As secretary for the Florida Department of Environmental Protection, Sole worked on the implementation of Florida’s numeric nutrient standards, which would set limits on how much effluent companies like FPL could emit into state waters.

According to Florida’s 2008 Integrated Water Quality Assessment, at least 1,000 miles of rivers and streams, 350,000 acres of lakes and 900 square miles of estuaries are impaired by nutrients. Excess amounts of nutrients like phosphorus and nitrogen often lead to wide-scale algal blooms, fish kills and low-oxygen “dead zones” in waterbodies, and can pose a threat to public safety.

The FDEP is in charge of drafting the standards, which will then be handed over to the EPA for approval.
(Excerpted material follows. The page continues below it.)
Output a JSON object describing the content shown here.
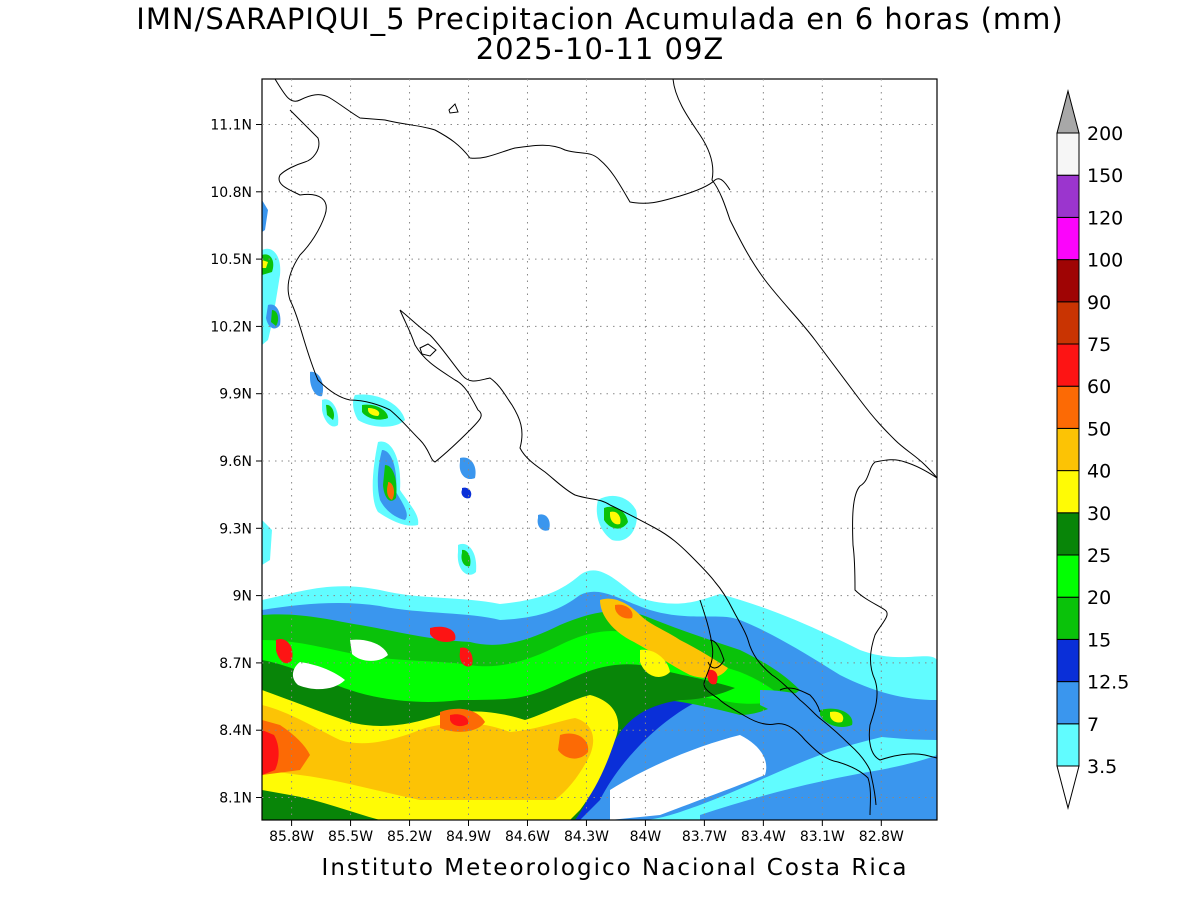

In a January 2009 press release, Sole seemed confident that his agency could work toward solving the nutrient problem: “The State of Florida recognizes that more needs to be done to address nutrient pollution in our rivers, streams, lakes and estuaries, and these actions [creating nutrient standards] will help our State and all of our stakeholders prevent and better manage sources of nitrogen and phosphorus from entering our waters.”

He made another statement regarding the standards in August 2009:

Florida has made a tremendous investment to collect and analyze the data necessary to define how nutrient enrichment affects the biological health of our surface waters. To ensure that there is no duplication of work, we will continue to work with EPA in the same manner they have worked with us as they develop the criteria. We look forward to EPA presenting its criteria to both DEP and the stakeholders of Florida.

But Sole’s allegiance to Florida waterways seems to have been short-lived. Several major Florida utility companies and agricultural industry reps have been vocal in their stance that numeric nutrient criteria would lead to higher costs. In November 2009, the Manufactures Association of Florida — of which Florida Power & Light is a Silver Board Member — released a harsh statement (.pdf) regarding the proposed nutrient criteria, saying: “It makes no sense to establish federal water quality standards in Florida that are unattainable and with little or no benefit to the natural resources.”

Once the nutrient standards go into effect (they are slated to be finalized by November 2011), Florida Power & Light would likely be held to a higher standard regarding its effluent. A 2008 Effluent Quality Assessment of the company’s Lauderdale plant (which was completed by the FDEP) revealed (.pdf) that the plant released a whole host of nutrients, including phosphorus and nitrogen, and exceeded its Class III Criteria for copper.

According to The Miami Herald‘s Naked Politics, Sole’s salary will be a hefty $350,000, though that figure remains unconfirmed.